With the vast majority of buildings expected to become cognitive within 10 years, what – as consumers – are we willing to accept about the technology which is being rapidly retrofitted into offices and infiltrating our everyday lives?
So-called cognitive buildings monitor themselves and learn how to make best use of their resources, be it from energy savings, space efficiency or comfort for its occupants. To do this, sensors are placed and plugged into every part of the building to record thousands of data points which is then turned into useful information.
The ethics behind big data is an ongoing debate. Sometimes you may not even be aware of the data which is being gathered, but when buildings which we use on a daily basis become cognitive it will add a whole new layer of interaction.
With sensors becoming ever cheaper, the market is exploding and it is now becoming possible to retrofit a building with hundreds to thousands of sensors from motion, temperature and CO2 detectors to camera and sound sensors. The level to which they have the ability to interact with people is having a profound effect on how popular the uptake of use has been.
No-one would accept a camera in a washroom, but someone would probably accept a more simple motion sensor
There is no doubt of their capability. Some camera sensors can not only count the number of people in a room, but they can tell which sex they are and their age, give or take a couple of years. They can track eye movements and record, for example, how long a person has watched an advert.
However, Lars Ramfelt chief executive of Swedish sensor maker Yanzi says these more complex sensors which collect detailed information about the user, still only have a limited use because they are not yet accepted in society.
“No one would accept a camera in a washroom, but someone would probably accept a more simple motion sensor because it just detects heat passing by it so it can’t really see the difference between, for example, a dog and a human.”
And the area where they had found the most resistance to some of the more detailed sensors was in the workplace.

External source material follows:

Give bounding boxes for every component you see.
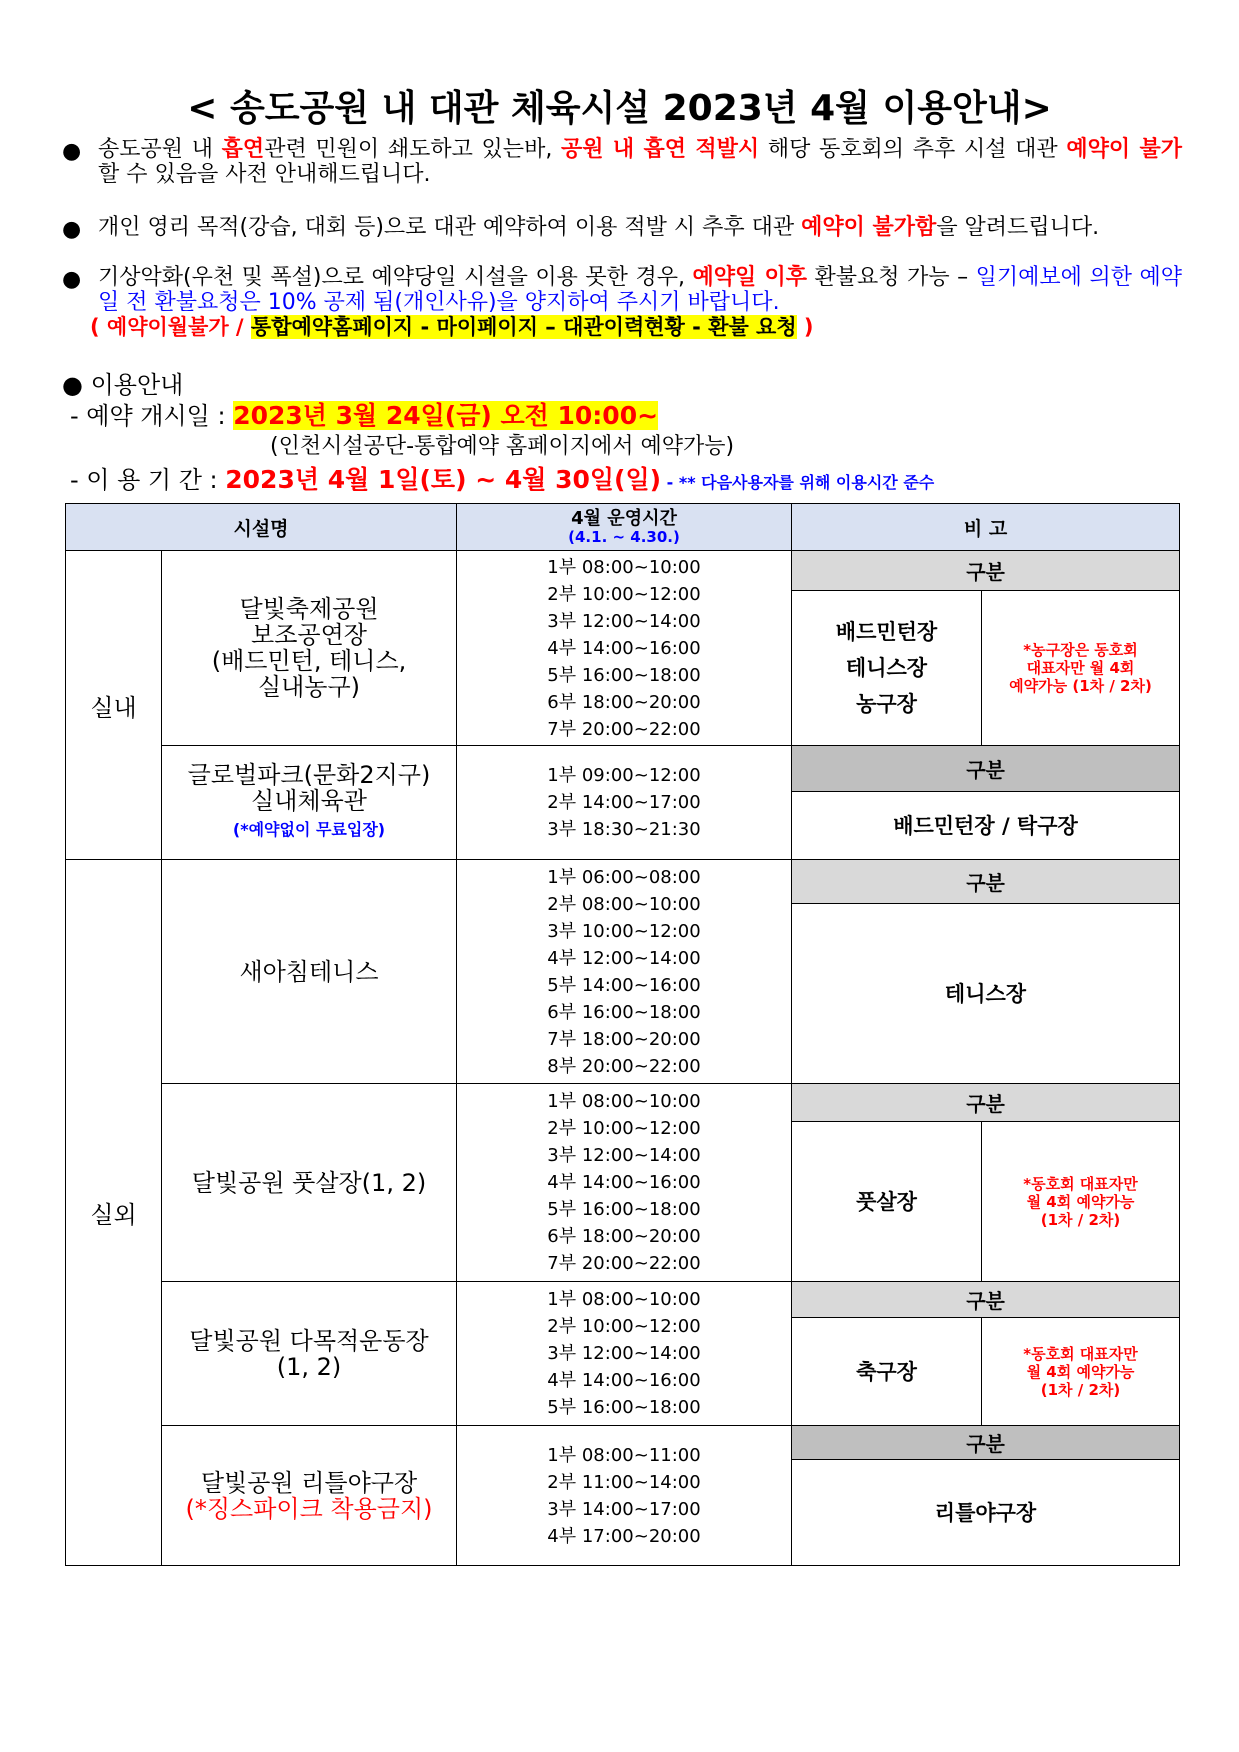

“My number one experience is that people aren’t very happy to have cameras in work environments,” said Ramfelt. “If you want people to use things you don’t tell them you have a camera watching them every hour of the day.”
My number one experience is that people aren’t very happy to have cameras in work environments
The company has also had to assure its customers that although some of its sensors detect noise, they do not record or cannot distinguish a voice conversation.
“Worse than cameras, if I put a camera on your desk then you will hate me, but if I put a voice recorder you’ll hate me more,” he said.
In time, Ramfelt thinks that sensors will become part of everyday life because of the benefit they bring and if the user is incentivised.
“You need to make it natural to have these sensors in this environment,” he explains. “If I want to put a camera on your desk, then I need to bring back some value to you. Otherwise you won’t accept these sensors.”
He compared it to the rapid rise of the smart phone which performs so many functions to help our daily lives and many say they now cannot live without.
Change will happen, but will the fear of “Big Brother”, slow the uptake of this new technology? Or will it become firmly ingrained in our culture, with users happy to hand over their data to make life easier? Time will tell.